I am looking to find a counterexample for the equation $e^{z_{1}z_{2}}=(e^{z_{1}})^{z_{2}}$. Obviously this is wrong due to the choice of branch of multivalued complex function can be different. However, I am troubled in finding one counterexample for it. Choosing $z_{1}=z_{2}$ a same complex number seems easier, but which number can be chosen?
By the way I have tried $z_{1}=z_{2}=\text{Log}(i)$.
EDITTED after Joe's comment:
Defining $z^w$ where $z$ and $w$ are both complex numbers.

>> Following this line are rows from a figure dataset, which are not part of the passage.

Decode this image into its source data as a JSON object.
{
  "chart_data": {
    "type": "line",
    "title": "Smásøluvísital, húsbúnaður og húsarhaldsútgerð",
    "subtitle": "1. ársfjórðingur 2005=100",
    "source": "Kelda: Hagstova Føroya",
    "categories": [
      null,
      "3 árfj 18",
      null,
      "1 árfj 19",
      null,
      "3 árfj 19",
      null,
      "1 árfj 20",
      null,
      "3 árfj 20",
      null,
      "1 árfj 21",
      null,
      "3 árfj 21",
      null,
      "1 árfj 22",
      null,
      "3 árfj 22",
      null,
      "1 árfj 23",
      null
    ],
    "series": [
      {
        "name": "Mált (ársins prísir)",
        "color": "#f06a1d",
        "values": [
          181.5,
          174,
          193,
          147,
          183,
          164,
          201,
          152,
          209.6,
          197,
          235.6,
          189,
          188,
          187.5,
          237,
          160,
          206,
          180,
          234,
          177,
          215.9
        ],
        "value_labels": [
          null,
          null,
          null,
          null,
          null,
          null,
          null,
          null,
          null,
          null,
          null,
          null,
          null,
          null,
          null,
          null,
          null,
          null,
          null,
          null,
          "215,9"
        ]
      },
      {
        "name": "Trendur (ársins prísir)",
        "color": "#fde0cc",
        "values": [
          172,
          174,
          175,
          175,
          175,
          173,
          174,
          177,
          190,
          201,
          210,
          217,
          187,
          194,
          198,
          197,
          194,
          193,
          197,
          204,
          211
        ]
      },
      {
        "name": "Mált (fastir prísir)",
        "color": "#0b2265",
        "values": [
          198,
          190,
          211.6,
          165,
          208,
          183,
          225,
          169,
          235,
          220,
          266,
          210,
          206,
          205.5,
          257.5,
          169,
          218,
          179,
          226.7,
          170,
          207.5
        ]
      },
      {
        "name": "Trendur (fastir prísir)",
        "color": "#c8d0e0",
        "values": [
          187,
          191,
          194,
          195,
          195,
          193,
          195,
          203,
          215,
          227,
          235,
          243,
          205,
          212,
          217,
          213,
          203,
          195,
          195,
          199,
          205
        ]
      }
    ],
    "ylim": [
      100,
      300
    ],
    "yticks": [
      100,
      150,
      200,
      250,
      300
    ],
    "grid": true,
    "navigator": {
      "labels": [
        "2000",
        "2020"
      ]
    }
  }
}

\begin{equation} z^w=e^{w\text{Log}(z)}=e^{w(\text{Log}\vert z\vert+i\text{Arg}(z))} \end{equation} Here, we choose the principal branch, and the principal argument is $(-\pi,\pi]$.

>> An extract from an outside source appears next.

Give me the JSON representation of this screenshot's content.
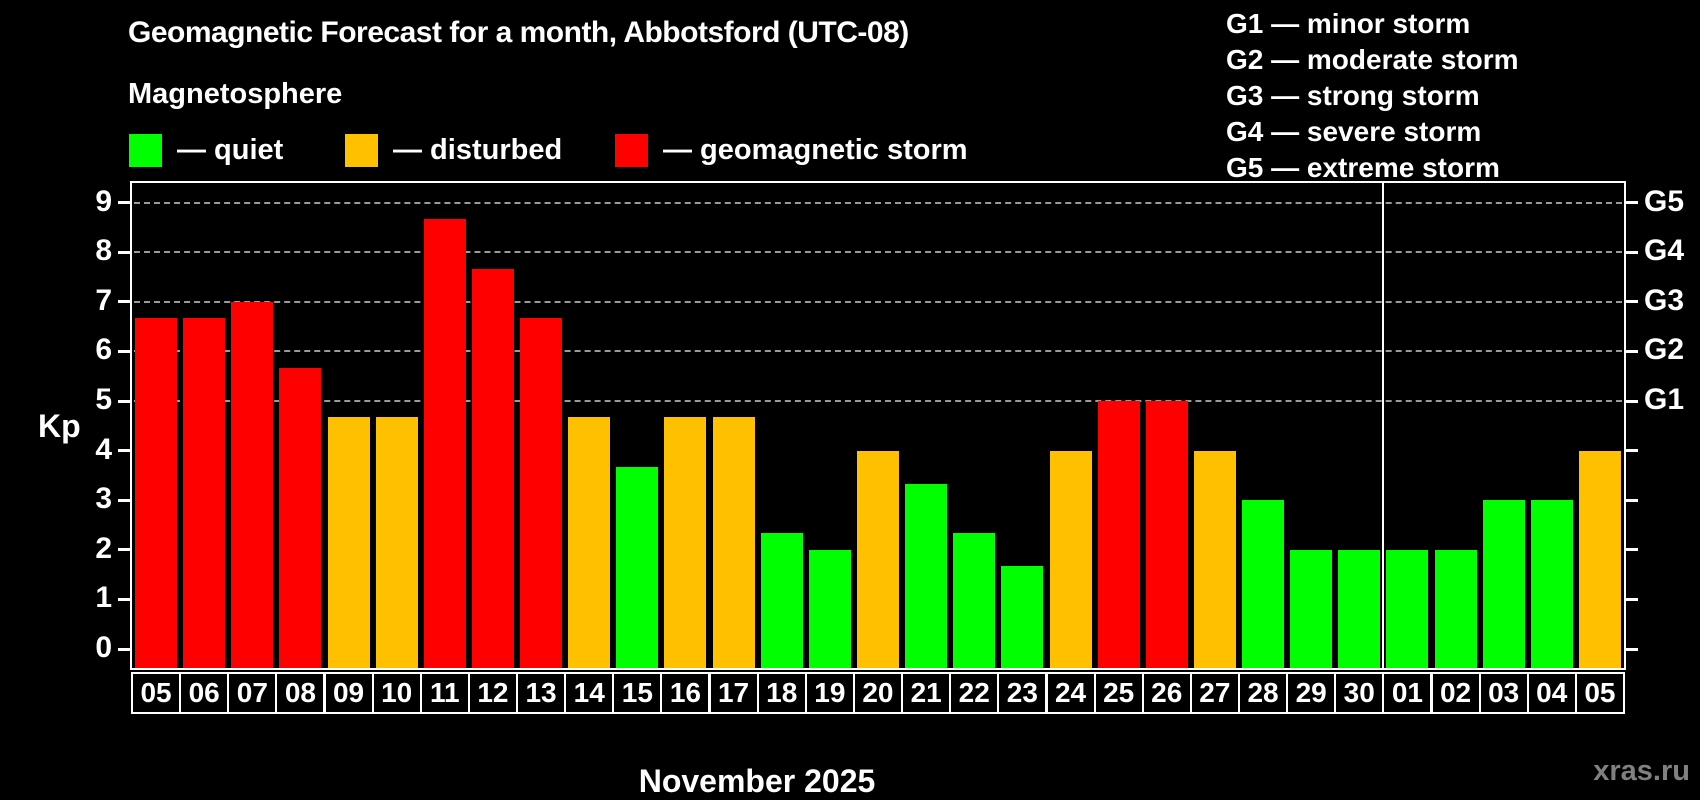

For all $z_1,z_2\in\mathbb C$, $\DeclareMathOperator{\Log}{Log}$ \begin{align} \exp(z_1z_2)=\exp(z_1)^{z_2}&\iff \exp(z_1z_2)=\exp(z_2\Log(\exp(z_1)) \\[5pt] &\iff \exists n\in\mathbb Z: z_1z_2=z_2\Log(\exp(z_1))+2\pi in \, . \end{align} Hence, if $\Log(\exp(z_1))=z_1$, then it is true that $\exp(z_1z_2)=\exp(z_1)^{z_2}$. So to find a counter-example, we need to find a $z_1$ for which this does not hold. For instance, if we let $z_1=2\pi i$, then \begin{align} \exp(z_1z_2)=\exp(z_1)^{z_2}&\iff \exists n\in \mathbb Z:(2\pi i)z_2=2\pi i n \\[5pt] &\iff z_2\in\mathbb Z \, . \end{align} Now let $z_2$ be a non-integer. Then, $\exp(z_1z_2)\neq\exp(z_1)^{z_2}$.